' ' Cinema Romantico: Who Was the Golden Globes-iest Golden Globes Nominee?

Tuesday, December 13, 2022

Who Was the Golden Globes-iest Golden Globes Nominee?


The Golden Globes are back! True, they didn’t really go away last year, even if the fallout from the Los Angeles Times exposing lack of diversity within its governing body the Hollywood Foreign Press Association, not to mention that governing body’s willingness to be feted with prime rib and champagne, so to speak, in exchange for nominations, caused actors to boycott them and NBC to pull the plug on the annual January broadcast. Still, the HFPA announced winners over Twitter in-between, per Cinema Romantico’s faux-sources, gulps from a giant fishbowl cocktail, the whole calamity reducing the Globes to their true essence, that being a desperate cry for attention. Part of me hoped they’d stay that way,  but no, here they are again, diversifying their ranks to some degree and making the all-important cosmetic changes like installing Jerrod Carmichael as host and having Mayan Lopez and Selenis Leyva announce the nominees. (Leyva stepped in for Mayan’s father George Lopez who bowed out after contracting COVID.) I can’t wait until Dave Chappelle and Elon Musk present an award on the actual telecast and the former lectures us to give the new HFPA a chance and Musk stops mid-joke read from a cue card about how badly he is managing to Twitter to explain that, actually, he’s running Twitter quite well, thank you, and you clods just can’t recognize a Genius At Work

Of course, forging ahead with the 2023 Globes will cause great consternation for its nominees, no doubt hashing out this very dilemma with their various public relations teams. Brendan Fraser, nominated as Best Dramatic Actor for “The Whale,” has already indicated he will not attend, and as a long-heralded industry mensch, we have no doubt he is sincere in this vow. Others, though, I’m sure are wrestling right now with the notion of how much virtue signaling is too much. We shall see, just as we shall see if the HFPA is more determined to throw shade at Fraser for this snub by giving Austin Butler the award for “Elvis” (if Austin Butler attends) or retain its role as symbolic Oscar weathervane and give it to Fraser anyway. How all this affects the Golden Globes’ long-standing status as Hollywood’s unofficial office holiday party remains to be seen. Office holiday parties are changing the world over given the Pandemic and it only makes sense that Hollywood’s might too. Maybe it’s time. Until such time, though, when the Hollywood glitterati decides once for all to get off the fence, the blog will maintain its bit of determining the Golden Globes-iest Golden Globes nominee. That is to say, not the best nominee (boring), nor the most deserving nominee (lame), but the nominee that most encapsulates the HFPA’s off the record mission statement of starf***ing.

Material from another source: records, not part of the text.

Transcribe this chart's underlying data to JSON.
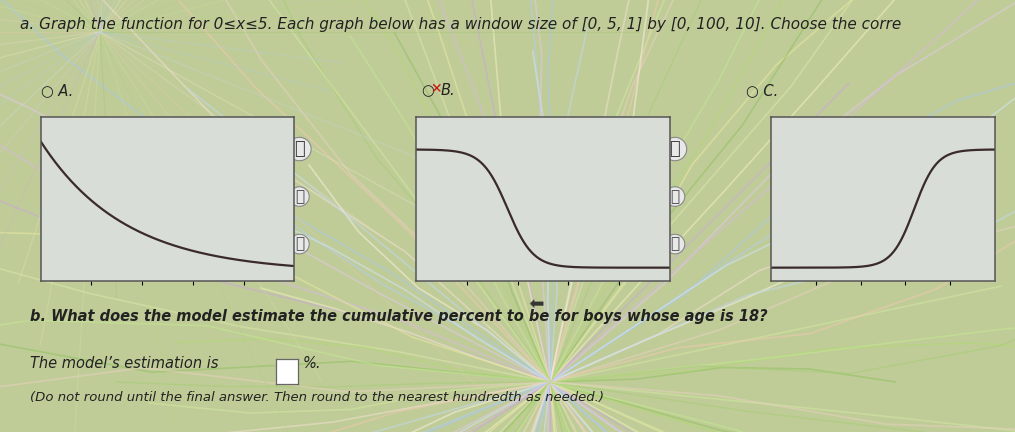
{
  "title_text": "a. Graph the function for 0≤x≤5. Each graph below has a window size of [0, 5, 1] by [0, 100, 10]. Choose the corre",
  "bg_color_center": "#e8f0d0",
  "bg_color_outer": "#b0c890",
  "text_color": "#222222",
  "curve_color": "#3a2a2a",
  "curve_linewidth": 1.6,
  "panel_edgecolor": "#555555",
  "panel_facecolor": "#d8ddd8",
  "title_fontsize": 11.0,
  "label_fontsize": 10.5,
  "note_fontsize": 9.5,
  "question_b": "b. What does the model estimate the cumulative percent to be for boys whose age is 18?",
  "note_line": "(Do not round until the final answer. Then round to the nearest hundredth as needed.)",
  "swirl_colors": [
    "#90c060",
    "#b0d870",
    "#c0e890",
    "#a8cc78",
    "#d0e8a0",
    "#e8d0c0",
    "#f0c8b0",
    "#f0e0d0",
    "#f8f0e0",
    "#c0d8f0",
    "#a8c8e8",
    "#b0ccf0",
    "#d0e4f8",
    "#e0c8e8",
    "#d8b8e0",
    "#c8a8d8",
    "#f0f0c0",
    "#e8e8a0",
    "#d8e8a8"
  ]
}
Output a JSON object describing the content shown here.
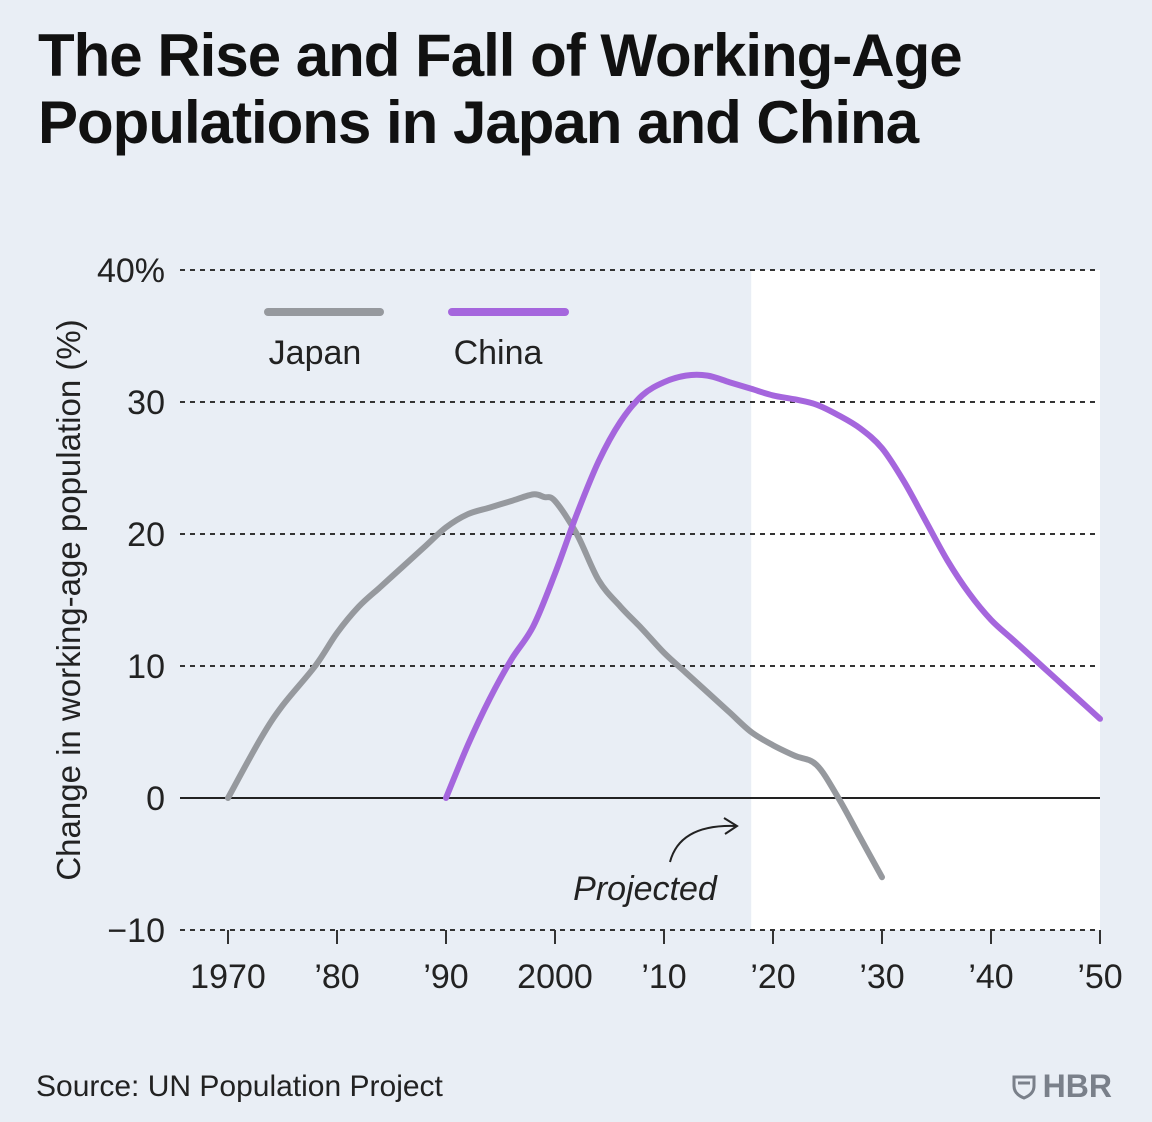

Brad Pitt, there, in the Best Supporting Actor category for “Babylon” comes across pretty Golden Globes-y because the Oscar blogs (I don’t read) suggest his buzz for an Academy Award has been minimal (as far as I know). Ditto Margot Robbie for the same film. Still, that’s a big Christmastime release, an easy cover, and the HFPA works harder than that. Ana de Armas being nominated for “Blonde” is awful Golden Globes-y because without the double barrel Best Actress in a Drama and Best Actress in a Musical or Comedy chicanery it’s doubtful there would have been space for her on the invite list. Speaking of which, there is no way Emma Thompson would have been nominated for “Good Luck to You, Leo Grande” without that convenient second Best Actress category and, hey, Thompson presenting at the 2014 Golden Globes holding a martini in one hand and her high heels in the other is the whole soiree’s vision board. Whether Thompson accepts her award as this year’s Golden Globes-iest, well, TBD. Maybe she and Brendan Fraser can make like Karen and Pam on “The Office” and throw a dueling Hollywood office holiday party down the road at the Beverly Wilshire. I’d livestream that.